Gessner et de nombreux autres chercheurs du SLAC et du monde entier souhaitent rendre les futurs accélérateurs 100 à 1 000 fois plus petits que les accélérateurs traditionnels. L’objectif n’est pas nécessairement de remplacer les installations d’accélérateurs les plus puissantes au monde, mais plutôt de fournir une nouvelle option aux personnes et aux lieux qui recherchent un accès à la science des accélérateurs, et potentiellement d’améliorer les accélérateurs de pointe existants. Par exemple, des lasers à électrons libres (XFEL) plus petits et moins puissants pourraient constituer un outil scientifique avancé pour explorer la matière à l’échelle atomique entre les mains d’un plus grand nombre de scientifiques.

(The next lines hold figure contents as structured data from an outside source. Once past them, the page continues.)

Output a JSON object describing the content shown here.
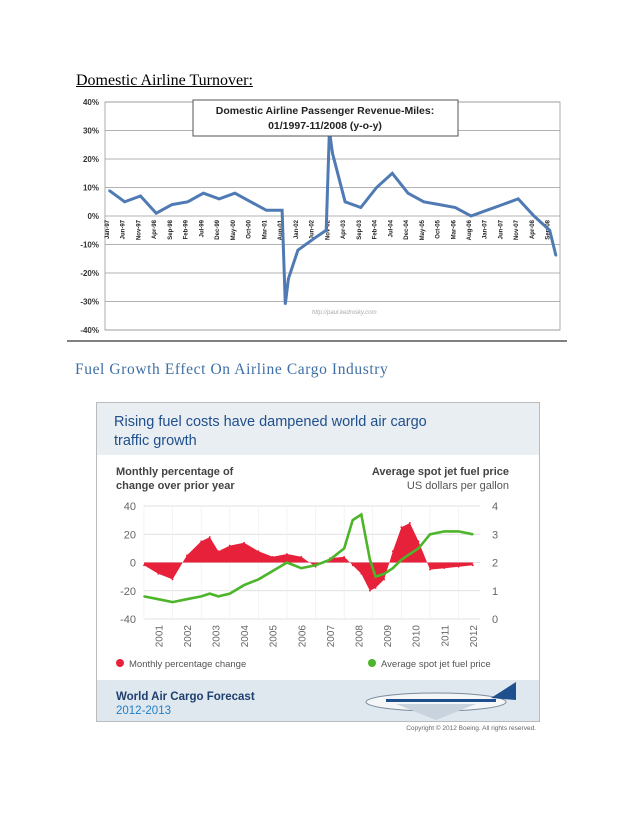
{
  "headings": {
    "turnover": "Domestic Airline Turnover:",
    "fuel": "Fuel Growth Effect On Airline Cargo Industry"
  },
  "chart1": {
    "title_line1": "Domestic Airline Passenger Revenue-Miles:",
    "title_line2": "01/1997-11/2008 (y-o-y)",
    "watermark": "http://paul.kedrosky.com",
    "line_color": "#4f7ab3"
  },
  "chart2": {
    "title_line1": "Rising fuel costs have dampened world air cargo",
    "title_line2": "traffic growth",
    "left_axis_title_line1": "Monthly percentage of",
    "left_axis_title_line2": "change over prior year",
    "right_axis_title_line1": "Average spot jet fuel price",
    "right_axis_title_line2": "US dollars per gallon",
    "legend_left": "Monthly percentage change",
    "legend_right": "Average spot jet fuel price",
    "footer_line1": "World Air Cargo Forecast",
    "footer_line2": "2012-2013",
    "copyright": "Copyright © 2012 Boeing. All rights reserved.",
    "pct_color": "#e8213a",
    "fuel_color": "#4cb52a",
    "accent": "#1f4f8c"
  },
  "chart_data": [
    {
      "type": "line",
      "title": "Domestic Airline Passenger Revenue-Miles: 01/1997-11/2008 (y-o-y)",
      "ylim": [
        -40,
        40
      ],
      "y_ticks": [
        "40%",
        "30%",
        "20%",
        "10%",
        "0%",
        "-10%",
        "-20%",
        "-30%",
        "-40%"
      ],
      "x_tick_labels": [
        "Jan-97",
        "Jun-97",
        "Nov-97",
        "Apr-98",
        "Sep-98",
        "Feb-99",
        "Jul-99",
        "Dec-99",
        "May-00",
        "Oct-00",
        "Mar-01",
        "Aug-01",
        "Jan-02",
        "Jun-02",
        "Nov-02",
        "Apr-03",
        "Sep-03",
        "Feb-04",
        "Jul-04",
        "Dec-04",
        "May-05",
        "Oct-05",
        "Mar-06",
        "Aug-06",
        "Jan-07",
        "Jun-07",
        "Nov-07",
        "Apr-08",
        "Sep-08"
      ],
      "x": [
        "1997-01",
        "1997-06",
        "1997-11",
        "1998-04",
        "1998-09",
        "1999-02",
        "1999-07",
        "1999-12",
        "2000-05",
        "2000-10",
        "2001-03",
        "2001-08",
        "2001-09",
        "2001-10",
        "2002-01",
        "2002-06",
        "2002-10",
        "2002-11",
        "2002-12",
        "2003-04",
        "2003-09",
        "2004-02",
        "2004-07",
        "2004-12",
        "2005-05",
        "2005-10",
        "2006-03",
        "2006-08",
        "2007-01",
        "2007-06",
        "2007-11",
        "2008-04",
        "2008-09",
        "2008-11"
      ],
      "values": [
        9,
        5,
        7,
        1,
        4,
        5,
        8,
        6,
        8,
        5,
        2,
        2,
        -31,
        -22,
        -12,
        -8,
        -5,
        30,
        22,
        5,
        3,
        10,
        15,
        8,
        5,
        4,
        3,
        0,
        2,
        4,
        6,
        0,
        -5,
        -14
      ],
      "grid": true
    },
    {
      "type": "area",
      "title": "Rising fuel costs have dampened world air cargo traffic growth",
      "x": [
        2001,
        2001.5,
        2002,
        2002.5,
        2003,
        2003.3,
        2003.6,
        2004,
        2004.5,
        2005,
        2005.5,
        2006,
        2006.5,
        2007,
        2007.5,
        2008,
        2008.3,
        2008.6,
        2008.9,
        2009.1,
        2009.4,
        2009.7,
        2010,
        2010.3,
        2010.6,
        2011,
        2011.5,
        2012,
        2012.5
      ],
      "x_ticks": [
        "2001",
        "2002",
        "2003",
        "2004",
        "2005",
        "2006",
        "2007",
        "2008",
        "2009",
        "2010",
        "2011",
        "2012"
      ],
      "series": [
        {
          "name": "Monthly percentage change",
          "axis": "left",
          "ylim": [
            -40,
            40
          ],
          "y_ticks": [
            "40",
            "20",
            "0",
            "-20",
            "-40"
          ],
          "values": [
            -2,
            -8,
            -12,
            5,
            15,
            18,
            8,
            12,
            14,
            8,
            4,
            6,
            4,
            -3,
            3,
            4,
            -2,
            -8,
            -20,
            -18,
            -12,
            8,
            25,
            28,
            15,
            -5,
            -4,
            -3,
            -2
          ]
        },
        {
          "name": "Average spot jet fuel price",
          "axis": "right",
          "ylim": [
            0,
            4
          ],
          "y_ticks": [
            "4",
            "3",
            "2",
            "1",
            "0"
          ],
          "values": [
            0.8,
            0.7,
            0.6,
            0.7,
            0.8,
            0.9,
            0.8,
            0.9,
            1.2,
            1.4,
            1.7,
            2.0,
            1.8,
            1.9,
            2.1,
            2.5,
            3.5,
            3.7,
            2.1,
            1.5,
            1.6,
            1.8,
            2.1,
            2.3,
            2.5,
            3.0,
            3.1,
            3.1,
            3.0
          ]
        }
      ]
    }
  ]
}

Gessner travaille au Centre de tests expérimentaux avancés d’accélérateurs II (FACET-II) du SLAC, qui se concentre principalement sur une technique appelée accélération du champ de sillage plasma. Dans l’accélération du champ de sillage du plasma, les chercheurs envoient des faisceaux de particules à travers le plasma, un gaz ionisé extrêmement chaud qui est souvent composé d’ions d’hélium ou d’hydrogène, comme le soleil.
« Lorsque le faisceau traverse le plasma, un sillage est créé, semblable au sillage créé derrière un bateau qui fonce dans l’eau d’un lac », a déclaré Gessner. « Nous pouvons ensuite injecter des électrons dans le sillage du plasma et ces particules chevauchent la vague, atteignant des énergies plus élevées sur des distances plus courtes. »

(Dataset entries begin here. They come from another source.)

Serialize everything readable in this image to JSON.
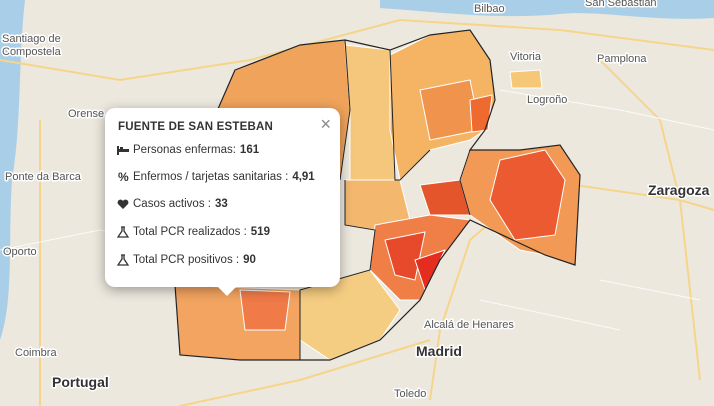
{
  "map": {
    "labels": [
      "Bilbao",
      "San Sebastián",
      "Santiago de",
      "Compostela",
      "Vitoria",
      "Pamplona",
      "Logroño",
      "Orense",
      "Ponte da Barca",
      "Zaragoza",
      "Oporto",
      "Coimbra",
      "Portugal",
      "Alcalá de Henares",
      "Madrid",
      "Toledo"
    ]
  },
  "popup": {
    "title": "FUENTE DE SAN ESTEBAN",
    "close": "×",
    "rows": [
      {
        "label": "Personas enfermas:",
        "value": 161
      },
      {
        "label": "Enfermos / tarjetas sanitarias :",
        "value": "4,91"
      },
      {
        "label": "Casos activos :",
        "value": 33
      },
      {
        "label": "Total PCR realizados :",
        "value": 519
      },
      {
        "label": "Total PCR positivos :",
        "value": 90
      }
    ]
  }
}
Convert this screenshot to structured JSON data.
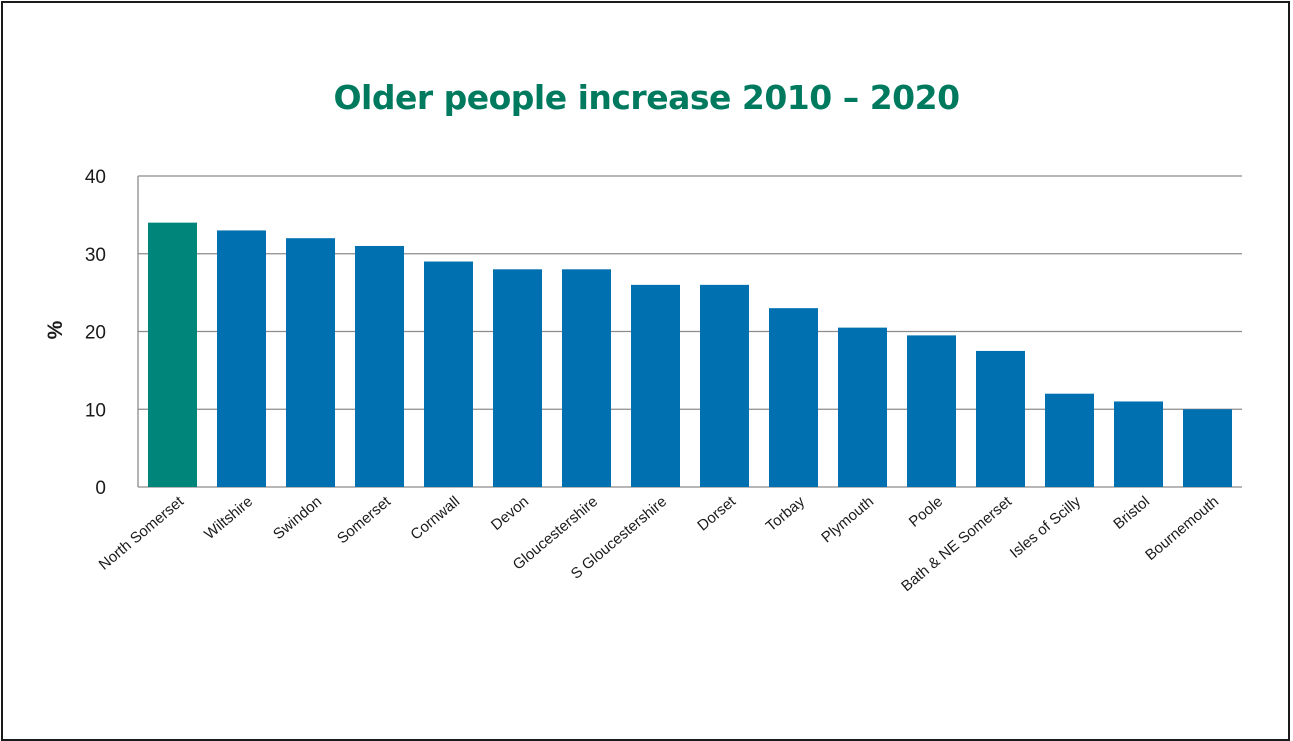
{
  "chart_data": {
    "type": "bar",
    "title": "Older people increase 2010 – 2020",
    "xlabel": "",
    "ylabel": "%",
    "ylim": [
      0,
      40
    ],
    "yticks": [
      0,
      10,
      20,
      30,
      40
    ],
    "grid": true,
    "categories": [
      "North Somerset",
      "Wiltshire",
      "Swindon",
      "Somerset",
      "Cornwall",
      "Devon",
      "Gloucestershire",
      "S Gloucestershire",
      "Dorset",
      "Torbay",
      "Plymouth",
      "Poole",
      "Bath & NE Somerset",
      "Isles of Scilly",
      "Bristol",
      "Bournemouth"
    ],
    "values": [
      34,
      33,
      32,
      31,
      29,
      28,
      28,
      26,
      26,
      23,
      20.5,
      19.5,
      17.5,
      12,
      11,
      10
    ],
    "colors": {
      "highlight": "#00857a",
      "bar": "#0070b0",
      "grid": "#8c8c8c",
      "title": "#007a5e"
    },
    "highlight_category": "North Somerset"
  }
}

FACET-II utilise une partie de l’accélérateur linéaire du SLAC, long de trois kilomètres, pour générer ces faisceaux d’électrons. À leur apogée, les faisceaux sont si intenses qu’aucun matériau ne peut leur résister. Les champs extrêmes du faisceau arracheraient les électrons des atomes et vaporiseraient instantanément tout matériau se trouvant sur le trajet du faisceau. La solution consiste à commencer par un plasma, qui supprime les limitations des matériaux conventionnels et permet une accélération très élevée.

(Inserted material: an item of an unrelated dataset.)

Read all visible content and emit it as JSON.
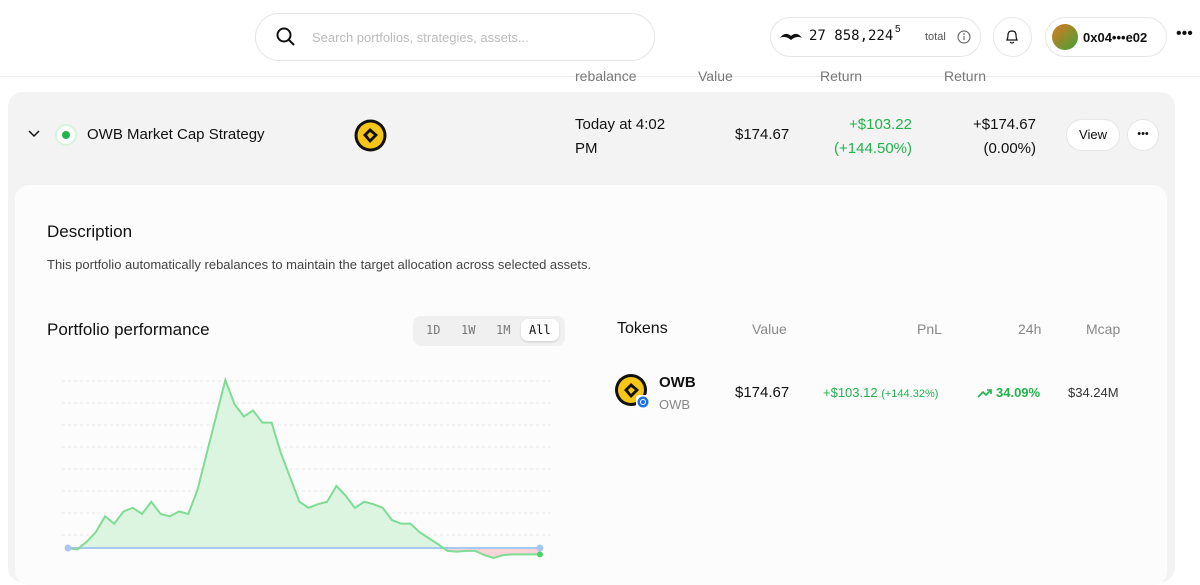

Mais pousser des particules vers des énergies extrêmement élevées sur des distances plus courtes pose de nombreux problèmes difficiles. Les chercheurs continuent de progresser pour résoudre ces problèmes et transformer ce qui pourrait ressembler à de la science-fiction en réalité.
Recherche sur l’accélération du plasma passée et future
Les travaux expérimentaux sur l’accélération du champ de sillage par plasma ont débuté au SLAC il y a une vingtaine d’années, bien que le concept général ait été évoqué dans des articles depuis la fin des années 1970 et le début des années 1980. Il existe trois principaux types de recherche sur les champs de sillage plasma en cours dans le monde, regroupés selon la source d’énergie qui crée le sillage : soit un faisceau d’électrons, un faisceau laser de haute puissance ou un faisceau de protons.
L’une des premières questions auxquelles les chercheurs ont dû répondre était de savoir s’il était même possible de concrétiser l’idée théorique des champs de sillage plasmatiques en laboratoire, a déclaré Mark Hogan, directeur de FACET-II. Les chercheurs ont réussi à accomplir cette tâche au SLAC à la fin des années 1990 et ont été les premiers à franchir la barrière du GeV, qui est le niveau d’énergie généralement associé aux installations à très grande échelle. Ils ont pris une poignée d’électrons et les ont accélérés à des énergies très élevées en utilisant des champs de sillage plasma.
Hogan a déclaré que les chercheurs ont alors été confrontés à la prochaine grande question : comment passer d’une poignée de particules avec une large gamme d’énergie à un faisceau de particules avec une propagation d’énergie relativement faible. Cela signifie s’assurer que les électrons ne sont pas dispersés partout dans un accélérateur, mais voyagent plutôt ensemble dans un paquet serré. Les chercheurs ont accompli cette tâche dans les années 2010 à FACET, l’installation précédant FACET-II, a déclaré Hogan.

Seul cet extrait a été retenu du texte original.